It is upon us, the passing of the old year, the beginning of one new. There is beauty and renewal in the ceremony of beginning a new passage of time. Poet Rainer Maria Rilke wrote:
And now let us believe in
a long year that is given to us,
new, untouched, full
of things that have never been.

For me, the power of a new year is in this feeling of possibility, of there being so much new and untouched that is spread out before me. I believe in the power of a reset and the new year gives us just such an opportunity.

For me the new year is among a number of time markers in the year that allow me to take stock of my life and my practice. These markers have become a time in which I pause to ask questions like, Am I living in a way that feels honest? Am I making choices that honor my truest self? Am I making choices that will serve to strengthen me and my world? This isn’t a much different practice than when I scrambled each new year for resolutions to perform new tasks; to change old habits for new ones. Now, though, I force myself to listen honestly to the answers. While I would love to believe that I have lived every moment of the previous year as a socially responsible and compassionate individual, in honest recall I am forced to also acknowledge the moments I’ve not acted as lovingly or have been as fully aware as I’d like; to look at choices I have made that have weakened me in some way.

What seems to be the defining part of this process, the questioning or the resolution making, is the pause. Recently my teacher, Kim Manfredi, said that every yoga practice should begin with the act of listening. For me, this sort of listening requires a stillness, a pause, that enables me to hear what is genuinely going on in my body, my mind, my life, as well as the willingness to welcome whatever comes up, even if it feels negative. In allowing myself the space to listen deeply, I uncover the truth of what really is. So by this, I am not creating resolutions that will make me a different person at all. I am asking questions meant to uncover parts of myself that have become hidden, dimensions that when discovered enable me to be more fully who I already am–a socially adroit and compassionate, love-filled person.
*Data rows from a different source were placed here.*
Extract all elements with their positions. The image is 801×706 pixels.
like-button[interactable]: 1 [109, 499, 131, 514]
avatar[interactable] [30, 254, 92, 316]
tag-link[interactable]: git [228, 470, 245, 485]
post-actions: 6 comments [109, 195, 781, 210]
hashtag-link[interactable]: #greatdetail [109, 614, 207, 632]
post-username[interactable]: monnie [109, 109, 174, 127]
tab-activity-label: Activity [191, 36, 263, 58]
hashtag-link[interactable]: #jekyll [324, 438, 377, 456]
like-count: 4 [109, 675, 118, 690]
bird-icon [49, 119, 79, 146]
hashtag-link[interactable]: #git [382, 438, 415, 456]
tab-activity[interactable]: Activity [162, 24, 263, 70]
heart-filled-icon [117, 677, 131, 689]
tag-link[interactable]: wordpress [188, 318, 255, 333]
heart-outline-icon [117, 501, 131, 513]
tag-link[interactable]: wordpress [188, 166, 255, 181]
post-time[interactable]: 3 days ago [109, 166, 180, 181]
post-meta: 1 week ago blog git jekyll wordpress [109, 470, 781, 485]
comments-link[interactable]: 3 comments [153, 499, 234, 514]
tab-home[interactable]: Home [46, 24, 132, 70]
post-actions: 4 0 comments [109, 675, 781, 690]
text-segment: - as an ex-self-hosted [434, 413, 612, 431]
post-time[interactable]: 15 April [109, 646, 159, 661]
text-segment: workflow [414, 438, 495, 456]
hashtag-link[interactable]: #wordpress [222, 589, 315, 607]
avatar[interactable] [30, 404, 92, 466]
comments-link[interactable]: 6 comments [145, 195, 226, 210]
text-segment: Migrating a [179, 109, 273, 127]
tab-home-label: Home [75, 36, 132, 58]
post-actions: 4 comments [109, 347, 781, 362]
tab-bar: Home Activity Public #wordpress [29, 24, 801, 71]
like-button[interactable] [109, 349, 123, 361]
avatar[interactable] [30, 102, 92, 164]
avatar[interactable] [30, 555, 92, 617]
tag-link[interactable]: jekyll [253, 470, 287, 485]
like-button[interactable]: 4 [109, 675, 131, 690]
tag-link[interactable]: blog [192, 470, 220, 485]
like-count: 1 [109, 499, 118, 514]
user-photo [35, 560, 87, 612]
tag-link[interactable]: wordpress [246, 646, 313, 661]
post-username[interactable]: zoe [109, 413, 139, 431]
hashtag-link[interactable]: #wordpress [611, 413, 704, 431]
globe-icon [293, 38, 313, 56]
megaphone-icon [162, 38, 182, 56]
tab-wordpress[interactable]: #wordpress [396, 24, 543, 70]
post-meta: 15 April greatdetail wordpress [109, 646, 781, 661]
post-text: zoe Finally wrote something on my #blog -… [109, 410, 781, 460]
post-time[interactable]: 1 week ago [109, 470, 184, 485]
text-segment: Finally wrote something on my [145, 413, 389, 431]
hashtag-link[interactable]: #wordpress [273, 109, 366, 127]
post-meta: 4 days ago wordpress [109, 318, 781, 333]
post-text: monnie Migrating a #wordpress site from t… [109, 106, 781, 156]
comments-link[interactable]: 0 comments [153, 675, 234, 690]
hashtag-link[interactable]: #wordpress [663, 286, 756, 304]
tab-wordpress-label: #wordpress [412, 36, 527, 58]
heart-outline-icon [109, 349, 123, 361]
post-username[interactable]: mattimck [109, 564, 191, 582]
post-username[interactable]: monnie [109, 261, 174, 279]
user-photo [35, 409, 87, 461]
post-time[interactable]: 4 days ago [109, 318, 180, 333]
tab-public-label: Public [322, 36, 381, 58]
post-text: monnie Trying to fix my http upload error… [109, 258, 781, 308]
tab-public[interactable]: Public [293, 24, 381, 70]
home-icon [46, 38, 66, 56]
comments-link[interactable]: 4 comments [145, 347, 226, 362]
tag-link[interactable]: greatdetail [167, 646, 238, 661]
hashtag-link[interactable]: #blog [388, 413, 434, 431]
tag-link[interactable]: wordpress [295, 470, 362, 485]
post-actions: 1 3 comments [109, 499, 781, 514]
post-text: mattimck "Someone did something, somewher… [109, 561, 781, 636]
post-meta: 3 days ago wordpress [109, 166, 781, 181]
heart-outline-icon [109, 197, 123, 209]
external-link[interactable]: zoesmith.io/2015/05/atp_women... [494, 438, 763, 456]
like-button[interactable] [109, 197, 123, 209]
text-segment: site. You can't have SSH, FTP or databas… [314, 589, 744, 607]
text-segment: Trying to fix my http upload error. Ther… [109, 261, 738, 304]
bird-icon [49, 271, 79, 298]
It is difficult in our world to create this kind of pause, and ever more difficult to create the space that makes deep listening possible. Hopefully, the practice on the mat or that of meditation makes this more available. However, even during these times we are often so imbued with the voices and desires of others, the tasks that must be accomplished, the exhaustion that is like a sickness, that it is difficult to tune inward. The practice of making internal space is essential to uncovering our best self. Attending to stillness in the mind, to using the breath to help create this pause within us, and continuing to ask questions of ourselves must be practices to which we dedicate ourselves. Patanjali explains in the Yoga Sutras, verse I.14 that “practice becomes firmly grounded when well attended to for a long time, without break and in all earnestness.” This is not a path of ease; rather, it is one that requires supreme dedication and devotion.
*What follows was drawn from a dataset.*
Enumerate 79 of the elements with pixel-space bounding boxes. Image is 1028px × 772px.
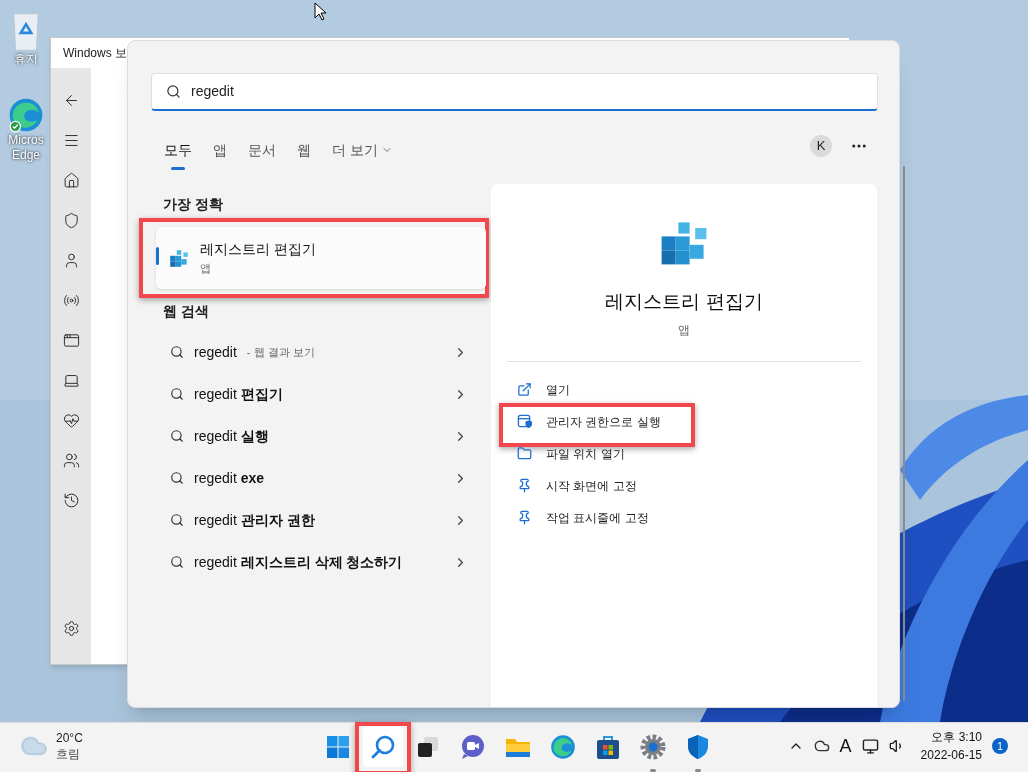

And so this vast expanse of a new year is now before us. What we make of all that is new and untouched, of that which has not yet been, is up to us. We have the choice to make promises in January that we forget by March. Or we have the choice to learn the art of the pause, a devotion to practicing listening. And in this space, there lives the opportunity to listen for a new kind of awareness that can facilitate lasting change. Not to say that just because we devote ourselves to practicing and finding stillness will we have a “perfect” year free of challenges and foibles. What we may create, though, is the space to notice when things arise, to welcome these visitors as guests that come to teach us something new; as persistent visitors who perhaps enable us to touch a previously untouched part of our self.